The HIPAA Security Standard

The HIPAA Security Standard was proposed to ensure confidentiality and integrity of individually identifiable health information that is electronically maintained or transmitted. The proposed rule was published in August of 1998, and the final rules were published in February 2003. The compliance date is April 21, 2005. 45 C.F.R. §164.302. The Security Standard is actually a group of standards (pdf) that can be separated into the following primary categories: (1) Administrative procedures to guard data integrity, confidentiality, and availability; (2) Physical safeguards to guard data integrity, confidentiality and availability; (3) Technical security services to guard data integrity, confidentiality, and availability; (4) Addressable implementation specifications for the security of electronic transmissions of PHI.

Scope of Coverage

The Security Standard will apply to any health plan, healthcare clearinghouse, or healthcare provider that electronically maintains or transmits individually identifiable health information.

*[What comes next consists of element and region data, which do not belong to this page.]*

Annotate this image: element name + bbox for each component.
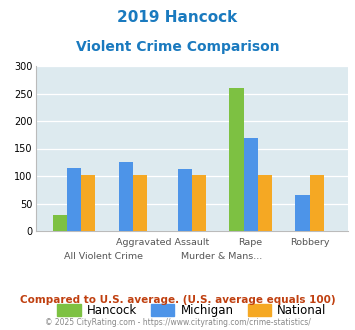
Text: Rape: Rape <box>239 238 263 248</box>
Text: 2019 Hancock: 2019 Hancock <box>118 10 237 25</box>
Text: Robbery: Robbery <box>290 238 329 248</box>
Text: Compared to U.S. average. (U.S. average equals 100): Compared to U.S. average. (U.S. average … <box>20 295 335 305</box>
Text: © 2025 CityRating.com - https://www.cityrating.com/crime-statistics/: © 2025 CityRating.com - https://www.city… <box>45 318 310 327</box>
Bar <box>244 138 258 231</box>
Bar <box>81 175 95 231</box>
Text: All Violent Crime: All Violent Crime <box>64 252 143 261</box>
Bar <box>53 214 67 231</box>
Bar <box>295 195 310 231</box>
Bar <box>67 168 81 231</box>
Bar <box>192 175 206 231</box>
Bar <box>119 162 133 231</box>
Text: Violent Crime Comparison: Violent Crime Comparison <box>76 40 279 53</box>
Bar <box>229 88 244 231</box>
Legend: Hancock, Michigan, National: Hancock, Michigan, National <box>52 300 331 322</box>
Bar <box>310 175 324 231</box>
Bar <box>178 169 192 231</box>
Bar <box>258 175 272 231</box>
Text: Murder & Mans...: Murder & Mans... <box>181 252 262 261</box>
Text: Aggravated Assault: Aggravated Assault <box>116 238 209 248</box>
Bar <box>133 175 147 231</box>
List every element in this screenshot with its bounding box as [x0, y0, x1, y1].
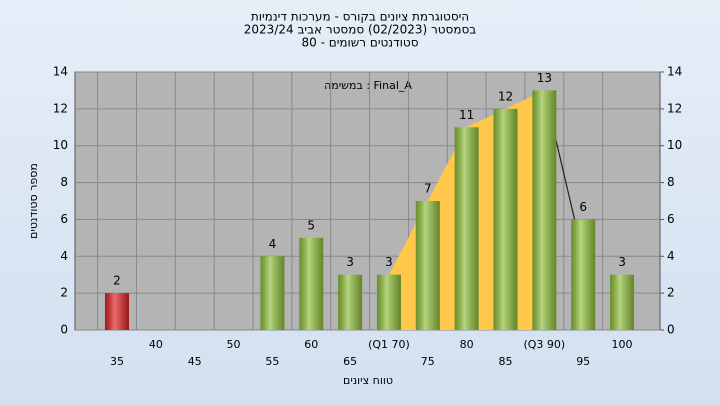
y-tick-label: 12: [53, 101, 68, 115]
y2-tick-label: 12: [667, 101, 682, 115]
value-label: 3: [618, 255, 626, 269]
x-tick-label: 65: [343, 355, 357, 368]
x-tick-label: 50: [227, 338, 241, 351]
x-axis-label: טווח ציונים: [343, 374, 393, 387]
y-tick-label: 8: [60, 175, 68, 189]
y2-tick-label: 0: [667, 323, 675, 337]
y-axis-label: מספר סטודנטים: [27, 163, 40, 239]
value-label: 3: [385, 255, 393, 269]
y-tick-label: 0: [60, 323, 68, 337]
value-label: 6: [579, 200, 587, 214]
bar-shade: [532, 90, 557, 330]
chart-subtitle: בסמסטר (02/2023) סמסטר אביב 2023/24: [244, 23, 476, 37]
y2-tick-label: 2: [667, 286, 675, 300]
chart-subtitle: סטודנטים רשומים - 80: [301, 36, 418, 50]
y2-tick-label: 14: [667, 65, 682, 79]
y-tick-label: 4: [60, 249, 68, 263]
annotation: במשימה : Final_A: [324, 79, 412, 92]
value-label: 11: [459, 108, 474, 122]
y2-tick-label: 10: [667, 138, 682, 152]
bar-shade: [571, 219, 596, 330]
x-tick-label: (Q3 90): [523, 338, 565, 351]
x-tick-label: (Q1 70): [368, 338, 410, 351]
y2-tick-label: 8: [667, 175, 675, 189]
y2-tick-label: 4: [667, 249, 675, 263]
x-tick-label: 60: [304, 338, 318, 351]
bar-shade: [376, 274, 401, 330]
x-tick-label: 85: [499, 355, 513, 368]
x-tick-label: 55: [265, 355, 279, 368]
bar-shade: [493, 108, 518, 330]
value-label: 3: [346, 255, 354, 269]
bar-shade: [610, 274, 635, 330]
y-tick-label: 6: [60, 212, 68, 226]
x-tick-label: 75: [421, 355, 435, 368]
y-tick-label: 14: [53, 65, 68, 79]
y2-tick-label: 6: [667, 212, 675, 226]
x-tick-label: 40: [149, 338, 163, 351]
bar-shade: [415, 201, 440, 330]
bar-shade: [338, 274, 363, 330]
y-tick-label: 10: [53, 138, 68, 152]
chart-title: היסטוגרמת ציונים בקורס - מערכות דינמיות: [251, 10, 469, 24]
bar-shade: [299, 237, 324, 330]
bar-shade: [260, 256, 285, 330]
x-tick-label: 100: [612, 338, 633, 351]
x-tick-label: 35: [110, 355, 124, 368]
value-label: 5: [307, 218, 315, 232]
y-tick-label: 2: [60, 286, 68, 300]
x-tick-label: 80: [460, 338, 474, 351]
value-label: 7: [424, 182, 432, 196]
x-tick-label: 95: [576, 355, 590, 368]
value-label: 4: [269, 237, 277, 251]
value-label: 12: [498, 89, 513, 103]
value-label: 2: [113, 274, 121, 288]
bar-shade: [454, 127, 479, 331]
bar-shade: [105, 293, 129, 330]
x-tick-label: 45: [188, 355, 202, 368]
value-label: 13: [537, 71, 552, 85]
plot-area: [74, 71, 661, 331]
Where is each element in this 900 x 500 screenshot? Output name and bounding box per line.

Electronic transmissions include transactions using all forms of electronic media, even when the information is physically moved from one location to another using magnetic tape, disk or compact disc. Transmissions over the Internet (wide-open), Extranet (using Internet technology to link a business with information only accessible to collaborating parties), leased lines, dial-up lines, and private networks are all included. Telephone voice response and "faxback systems" (a system by which a request for information is made via voice using a fax machine and requested information returned via that same machine as a fax) would not be included. The Security Standard is detailed and contains many requirements concerning the security and integrity of electronic data. The final regulations should be analyzed for implementation by the compliance date.